Our team won the AXA Award for Best Use of Small Models, recognizing our efficient design that used lightweight CV models to deliver fast and accurate analysis.

Key Features:

  • Natural language interface for satellite image analysis
  • Object counting and filtering by attributes (e.g., size, position)
  • Land use segmentation (e.g., forest, water, urban)
  • Modular backend makes it easy to add new models and tools

Check out the GitHub repository.

Designing a Programming Language and its Compiler #

We designed and implemented Um—a compiled programming language focused on ease of use. Features include parsing, scope and type checking, code generation, ergonomic concurrent execution, and a comprehensive test suite. The compiler was built in Haskell using ParSec and Sprockell.

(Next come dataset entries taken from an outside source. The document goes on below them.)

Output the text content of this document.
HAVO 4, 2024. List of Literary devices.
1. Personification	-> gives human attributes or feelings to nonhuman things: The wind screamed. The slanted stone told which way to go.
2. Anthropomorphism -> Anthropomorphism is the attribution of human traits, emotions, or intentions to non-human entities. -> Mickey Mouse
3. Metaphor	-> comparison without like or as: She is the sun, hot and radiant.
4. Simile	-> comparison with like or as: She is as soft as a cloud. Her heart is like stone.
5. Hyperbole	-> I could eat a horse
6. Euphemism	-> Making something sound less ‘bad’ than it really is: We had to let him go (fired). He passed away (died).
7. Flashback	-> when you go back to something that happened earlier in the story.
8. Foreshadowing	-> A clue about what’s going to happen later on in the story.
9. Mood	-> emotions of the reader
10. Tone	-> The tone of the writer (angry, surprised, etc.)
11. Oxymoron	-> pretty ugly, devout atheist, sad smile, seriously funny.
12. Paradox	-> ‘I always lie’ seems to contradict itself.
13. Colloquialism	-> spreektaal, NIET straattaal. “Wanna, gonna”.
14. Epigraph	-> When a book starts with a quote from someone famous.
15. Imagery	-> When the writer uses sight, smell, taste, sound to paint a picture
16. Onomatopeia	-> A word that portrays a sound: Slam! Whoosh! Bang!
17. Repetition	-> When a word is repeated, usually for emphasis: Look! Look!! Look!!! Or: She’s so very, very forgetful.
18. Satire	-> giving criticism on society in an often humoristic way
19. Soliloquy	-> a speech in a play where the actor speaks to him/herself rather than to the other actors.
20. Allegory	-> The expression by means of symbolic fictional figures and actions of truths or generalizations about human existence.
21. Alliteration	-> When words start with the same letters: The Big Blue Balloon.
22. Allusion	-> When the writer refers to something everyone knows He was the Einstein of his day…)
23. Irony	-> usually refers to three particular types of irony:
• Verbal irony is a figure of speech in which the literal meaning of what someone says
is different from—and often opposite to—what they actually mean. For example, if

For example, consider the following Python code:

import threading
total = 0
lock = threading.Lock()

def thread_function(thread_id):
    global total
    with lock:
        total += thread_id

threads = []
for i in range(4):
    t = threading.Thread(target=thread_function, args=(i,))
    threads.append(t)
    t.start()

for t in threads:
    t.join()

print(total)

This program can be expressed in Um as:

g l lock
g i total

// 4
    sync lock
        total total+/
    .
.
p total

You can learn more about Um syntax and features or explore the compiler code.

Ergonomic Wireless Keyboard #

I designed and built a custom wireless ergonomic keyboard called Prototype. It is powered by nice!nano running ZMK firmware, which allows for extensive customization of key mappings and macros. The keyboard is designed to be comfortable for long typing sessions, with a split layout that reduces strain on the wrists.

The Prototype
The Prototype keyboard

ParityGames.io #

ParityGames.io is an interactive web app for visualizing, editing, and solving parity games—built for researchers and educators. Features include intuitive diagram editing, automatic layout, undo/redo, and step-by-step solver trace visualization (e.g., Zielonka). It supports both native algorithm integration in TypeScript and importing traces from external tools.

Try it online or take a look at the code.